Every statistic is an answer to a question. “How often does a batter reach base?” is answered by On-Base Percentage. “How many extra bases does a hitter average per at bat?” leads us to Isolated Power. A statistic is only as good as it’s generating question and if you’re asking a silly question, the statistic may give you a silly answer. Stats like pitcher wins, saves, and RBI all answer questions, but they don’t really answer questions we really want to know the answer to.

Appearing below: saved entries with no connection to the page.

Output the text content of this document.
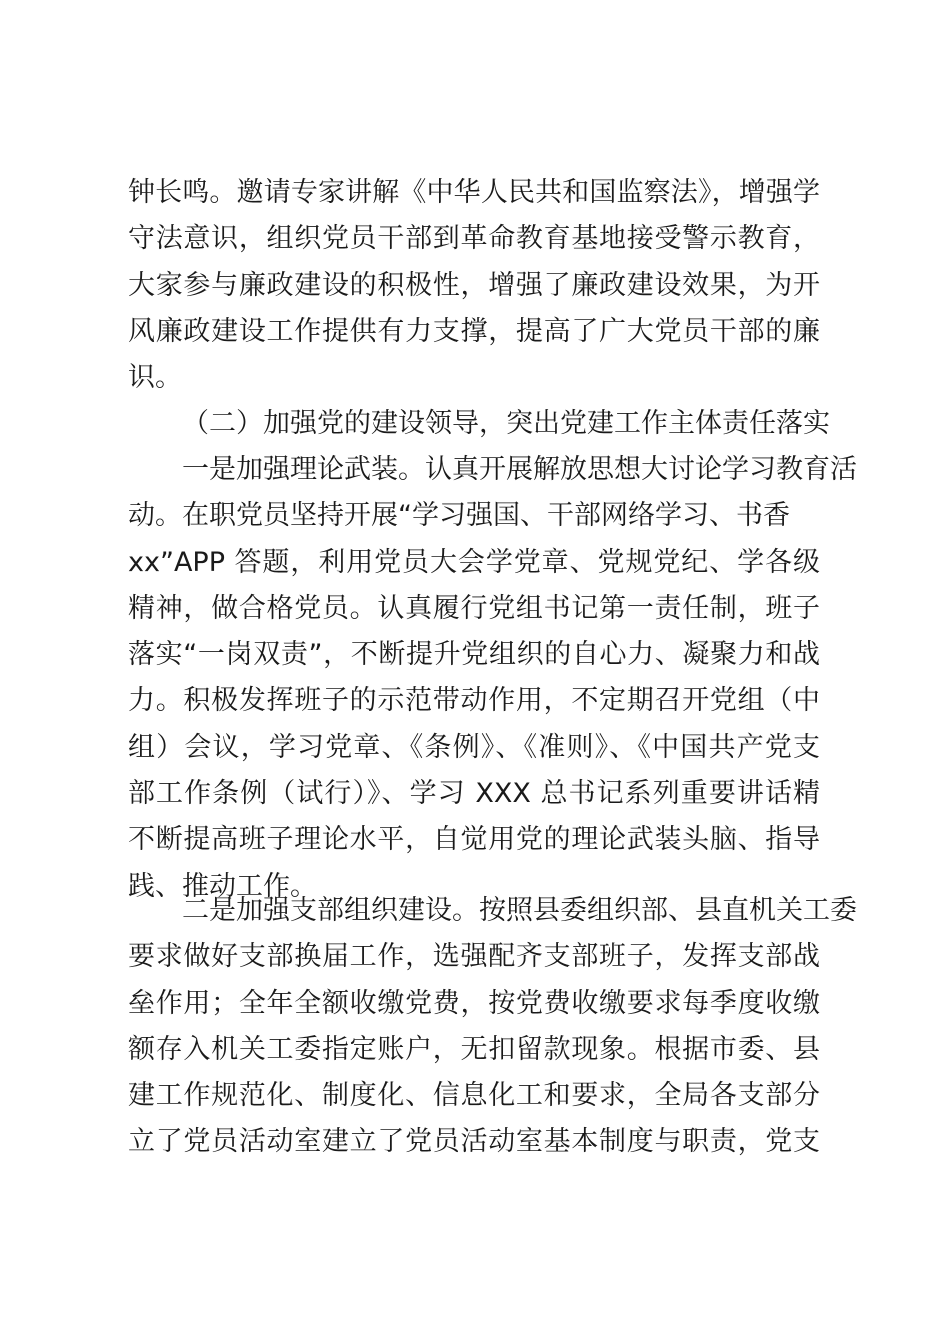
钟长鸣。邀请专家讲解《中华人民共和国监察法》，增强学
守法意识，组织党员干部到革命教育基地接受警示教育，
大家参与廉政建设的积极性，增强了廉政建设效果，为开
风廉政建设工作提供有力支撑，提高了广大党员干部的廉
识。
（二）加强党的建设领导，突出党建工作主体责任落实
一是加强理论武装。认真开展解放思想大讨论学习教育活
动。在职党员坚持开展“学习强国、干部网络学习、书香
xx”APP 答题，利用党员大会学党章、党规党纪、学各级
精神，做合格党员。认真履行党组书记第一责任制，班子
落实“一岗双责”，不断提升党组织的自心力、凝聚力和战
力。积极发挥班子的示范带动作用，不定期召开党组（中
组）会议，学习党章、《条例》、《准则》、《中国共产党支
部工作条例（试行）》、学习 XXX 总书记系列重要讲话精
不断提高班子理论水平，自觉用党的理论武装头脑、指导
践、推动工作。
二是加强支部组织建设。按照县委组织部、县直机关工委
要求做好支部换届工作，选强配齐支部班子，发挥支部战
垒作用；全年全额收缴党费，按党费收缴要求每季度收缴
额存入机关工委指定账户，无扣留款现象。根据市委、县
建工作规范化、制度化、信息化工和要求，全局各支部分
立了党员活动室建立了党员活动室基本制度与职责，党支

RBI, for example, tells you how many times a batter has had their hit, walk, or sacrifice fly lead directly to a runner crossing the plate. On the surface, this may seem like a useful statistic as a measure of run production. But you soon realize that RBI is reliant on the number of opportunities each player has to drive in runs. Coming to the plate with a man on first and coming to the plate with a man on third are not the same type of RBI opportunity, even if the batter hits a single in both situations.
In other words, RBI is a very crude context-dependent statistic. Generally, RBI isn’t very useful because it doesn’t provide you with a lot of information about individual player’s role in the production of a run. If they have a lot of RBI, did they have a ton of opportunities? Did they cash in on a large percentage of their opportunities? You don’t really know. But the fact that RBI doesn’t provide much insight does not mean that context-dependent stats aren’t valuable when designed properly. Essentially, context-neutral and context-dependent stats are both useful, but they are simply answering different questions.